Wir zündeten Feuer an. Ich würgte etwas Hafer hinunter, eingeweicht in Schmelzwasser – die Pferde bekamen dasselbe –, und wir rüsteten uns für den Tag. Als die rote Morgensonne zur Hälfte über den Rand der Welt geklettert war, standen wir bereit, eine wilde, hohläugige Bande mit eingefallenen Gesichtern, über die das Wasser lief, das unterm Helm und in den Bärten schmolz. Wir sahen aus, als würden wir es nicht einmal bis zum Tor schaffen, vom Erstürmen ganz zu schweigen.
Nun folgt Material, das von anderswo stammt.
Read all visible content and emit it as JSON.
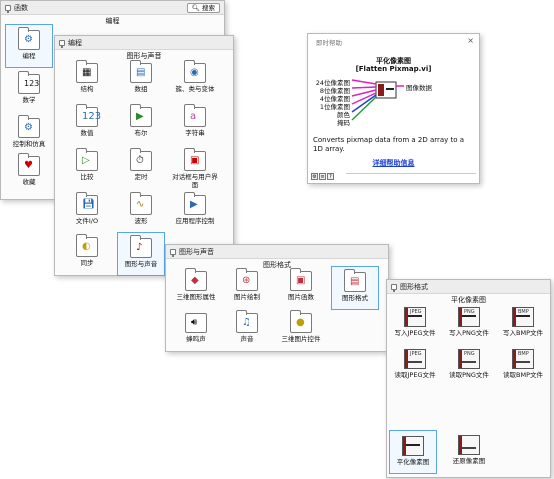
{
  "win1": {
    "title": "函数",
    "search_label": "搜索",
    "subtitle": "编程",
    "sidebar": [
      {
        "label": "编程",
        "icon": "programming-icon"
      },
      {
        "label": "数学",
        "icon": "math-icon"
      },
      {
        "label": "控制和仿真",
        "icon": "control-sim-icon"
      },
      {
        "label": "收藏",
        "icon": "favorites-icon"
      }
    ]
  },
  "win2": {
    "title": "编程",
    "subtitle": "图形与声音",
    "items": [
      {
        "label": "结构"
      },
      {
        "label": "数组"
      },
      {
        "label": "簇、类与变体"
      },
      {
        "label": "数值"
      },
      {
        "label": "布尔"
      },
      {
        "label": "字符串"
      },
      {
        "label": "比较"
      },
      {
        "label": "定时"
      },
      {
        "label": "对话框与用户界面"
      },
      {
        "label": "文件I/O"
      },
      {
        "label": "波形"
      },
      {
        "label": "应用程序控制"
      },
      {
        "label": "同步"
      },
      {
        "label": "图形与声音"
      }
    ]
  },
  "win3": {
    "title": "图形与声音",
    "subtitle": "图形格式",
    "items": [
      {
        "label": "三维图形属性"
      },
      {
        "label": "图片绘制"
      },
      {
        "label": "图片函数"
      },
      {
        "label": "图形格式"
      },
      {
        "label": "蜂鸣声"
      },
      {
        "label": "声音"
      },
      {
        "label": "三维图片控件"
      }
    ]
  },
  "win4": {
    "title": "图形格式",
    "subtitle": "平化像素图",
    "items": [
      {
        "label": "写入JPEG文件",
        "cap": "JPEG"
      },
      {
        "label": "写入PNG文件",
        "cap": "PNG"
      },
      {
        "label": "写入BMP文件",
        "cap": "BMP"
      },
      {
        "label": "读取JPEG文件",
        "cap": "JPEG"
      },
      {
        "label": "读取PNG文件",
        "cap": "PNG"
      },
      {
        "label": "读取BMP文件",
        "cap": "BMP"
      },
      {
        "label": "平化像素图",
        "cap": ""
      },
      {
        "label": "还原像素图",
        "cap": ""
      }
    ]
  },
  "help": {
    "title": "即时帮助",
    "close": "×",
    "name_cn": "平化像素图",
    "name_en": "[Flatten Pixmap.vi]",
    "inputs": [
      "24位像素图",
      "8位像素图",
      "4位像素图",
      "1位像素图",
      "颜色",
      "掩码"
    ],
    "output": "图像数据",
    "description": "Converts pixmap data from a 2D array to a 1D array.",
    "link": "详细帮助信息",
    "tools": [
      "⚙",
      "≡",
      "?"
    ],
    "colors": {
      "pink": "#e020c0",
      "blue": "#2040d0",
      "green": "#20a040"
    }
  }
}
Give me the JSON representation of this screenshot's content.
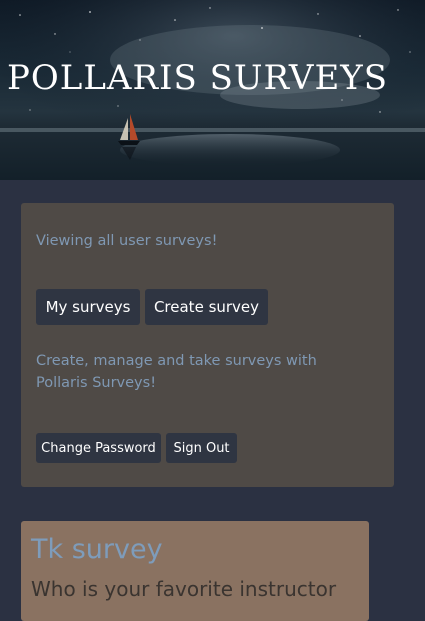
{
  "header": {
    "brand": "POLLARIS SURVEYS"
  },
  "panel": {
    "status_text": "Viewing all user surveys!",
    "buttons": {
      "my_surveys": "My surveys",
      "create_survey": "Create survey"
    },
    "tagline": "Create, manage and take surveys with Pollaris Surveys!",
    "account_buttons": {
      "change_password": "Change Password",
      "sign_out": "Sign Out"
    }
  },
  "surveys": [
    {
      "title": "Tk survey",
      "question": "Who is your favorite instructor"
    }
  ],
  "colors": {
    "page_bg": "#2b3142",
    "panel_bg": "#4f4a46",
    "button_bg": "#2f3542",
    "accent_text": "#7f98b3",
    "card_bg": "#8a7261"
  },
  "icons": {
    "hero": "night-sky-sailboat-image"
  }
}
Noch schlimmer stand es um die Auserwählten, zu denen ich gehörte. Wir hatten unsere Kettenhemden und so viel Kleidung wie möglich ausgezogen, bis wir nichts weiter als Tunika, Hose, Helm und Stiefel am Leib hatten. Die Kälte biss unbarmherzig zu, und wir stampften zitternd mit den Füßen, und wäre unser Kampfeswille nicht gewesen, der heiß in uns loderte, wären wir alle schon blau und erfroren gewesen.
Dobrynja ritt mit dem kleinen Wladimir voran, der jetzt seine versilberte Rüstung und seinen Helm mit dem Federbusch trug, von Kopf bis Fuß ein Krieger im Kleinformat. Sigurd führte sechzig Reiter an – es waren die letzten sechzig Pferde, die noch einen Mann mit Rüstung tragen
konnten. Sie ritten in einem großen Bogen zum Tor auf der hinteren Seite, eine Taktik, die die Verteidiger von dem anderen Tor ablenken sollte, das uns am nächsten lag. Olaf ritt mit ihnen und winkte fröhlich.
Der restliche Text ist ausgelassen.